Posted on September 20, 2023 by j.g.lewis Leave a comment

It is not what I was expecting, and everything I expected, should it happen,  
   For three years plus I’ve managed to steer clear. I followed precautions, I did what I thought needed to be done, and it still happened. 
   At first it felt like a strong cold; swift and unexpected, and far too early for the flu. The symptoms, the cough, the headache and chills, had me doubting but was it 12 or 24 hours into it I was sure. 
   COVID-19 hit me hard. 
   The fatigue, brain fog, delusional sleep, cough, congestion and headache; my body felt brittle. I couldn’t get up; I didn’t feel like moving and was pretty sure I couldn’t. Then, there was the lack of taste, lack of appetite, total lack of motivation. 

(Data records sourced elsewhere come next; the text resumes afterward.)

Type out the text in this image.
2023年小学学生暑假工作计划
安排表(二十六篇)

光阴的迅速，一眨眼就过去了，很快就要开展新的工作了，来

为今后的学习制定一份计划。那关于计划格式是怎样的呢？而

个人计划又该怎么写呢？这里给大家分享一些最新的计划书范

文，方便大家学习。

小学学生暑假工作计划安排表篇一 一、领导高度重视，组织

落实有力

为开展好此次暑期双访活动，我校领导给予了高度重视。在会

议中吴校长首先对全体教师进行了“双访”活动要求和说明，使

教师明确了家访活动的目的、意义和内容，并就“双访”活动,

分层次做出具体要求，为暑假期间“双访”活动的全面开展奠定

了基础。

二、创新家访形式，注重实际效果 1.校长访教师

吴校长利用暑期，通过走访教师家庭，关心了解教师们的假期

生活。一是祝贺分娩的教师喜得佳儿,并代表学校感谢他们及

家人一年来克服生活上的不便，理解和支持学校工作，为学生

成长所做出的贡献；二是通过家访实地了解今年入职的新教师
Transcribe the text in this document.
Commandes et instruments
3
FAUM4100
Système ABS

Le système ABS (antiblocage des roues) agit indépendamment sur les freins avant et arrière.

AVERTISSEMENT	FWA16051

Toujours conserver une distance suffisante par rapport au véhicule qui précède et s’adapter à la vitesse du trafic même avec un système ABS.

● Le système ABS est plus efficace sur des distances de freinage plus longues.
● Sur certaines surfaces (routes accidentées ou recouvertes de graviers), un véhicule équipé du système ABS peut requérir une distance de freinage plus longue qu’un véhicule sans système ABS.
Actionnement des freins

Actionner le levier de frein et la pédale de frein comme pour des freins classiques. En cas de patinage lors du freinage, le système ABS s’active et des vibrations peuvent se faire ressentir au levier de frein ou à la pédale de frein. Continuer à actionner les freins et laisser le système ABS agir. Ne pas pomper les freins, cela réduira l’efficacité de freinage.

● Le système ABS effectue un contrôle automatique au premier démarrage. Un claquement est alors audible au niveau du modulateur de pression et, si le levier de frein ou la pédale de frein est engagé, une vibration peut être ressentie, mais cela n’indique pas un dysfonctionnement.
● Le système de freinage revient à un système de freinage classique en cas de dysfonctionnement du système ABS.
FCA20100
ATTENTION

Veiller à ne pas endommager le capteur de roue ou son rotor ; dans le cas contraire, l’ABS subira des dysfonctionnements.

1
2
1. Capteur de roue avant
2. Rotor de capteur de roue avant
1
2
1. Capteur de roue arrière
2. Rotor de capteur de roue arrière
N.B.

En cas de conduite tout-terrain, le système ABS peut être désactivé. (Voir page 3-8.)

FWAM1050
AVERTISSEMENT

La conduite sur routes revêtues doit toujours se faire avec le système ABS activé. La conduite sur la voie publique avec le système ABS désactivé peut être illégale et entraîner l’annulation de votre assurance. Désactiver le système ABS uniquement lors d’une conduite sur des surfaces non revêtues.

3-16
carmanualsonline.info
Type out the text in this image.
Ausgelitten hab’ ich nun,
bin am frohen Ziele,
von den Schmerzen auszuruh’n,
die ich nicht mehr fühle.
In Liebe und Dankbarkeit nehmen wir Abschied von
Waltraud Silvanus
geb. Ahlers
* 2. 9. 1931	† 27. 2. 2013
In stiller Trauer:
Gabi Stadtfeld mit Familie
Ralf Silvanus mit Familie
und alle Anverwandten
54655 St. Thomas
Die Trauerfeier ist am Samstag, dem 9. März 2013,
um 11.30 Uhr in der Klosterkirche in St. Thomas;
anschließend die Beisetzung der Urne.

   A simple at-home test confirmed the reality I had been living with for much longer than I expected. 
   For months now health officials have been cautioning against the latest strain. Over these past years I’ve masked up, washed and regularly sanitized my hands. I’ve been vaccinated with regular booster shoots as recommended, as available. Actually, I was expecting I would receive my next shot next month, the latest in a series of boosters that would protect me from this ugly virus. 
   Still it happened. 
   COVID-19 is still, very much, a reality. 
   I wasn’t able to do the things I usually do. I didn’t feel much like doing anything. Today might be the first day I’ve really felt like doing something. 
   It’s an improvement I can only hope will keep me moving forward.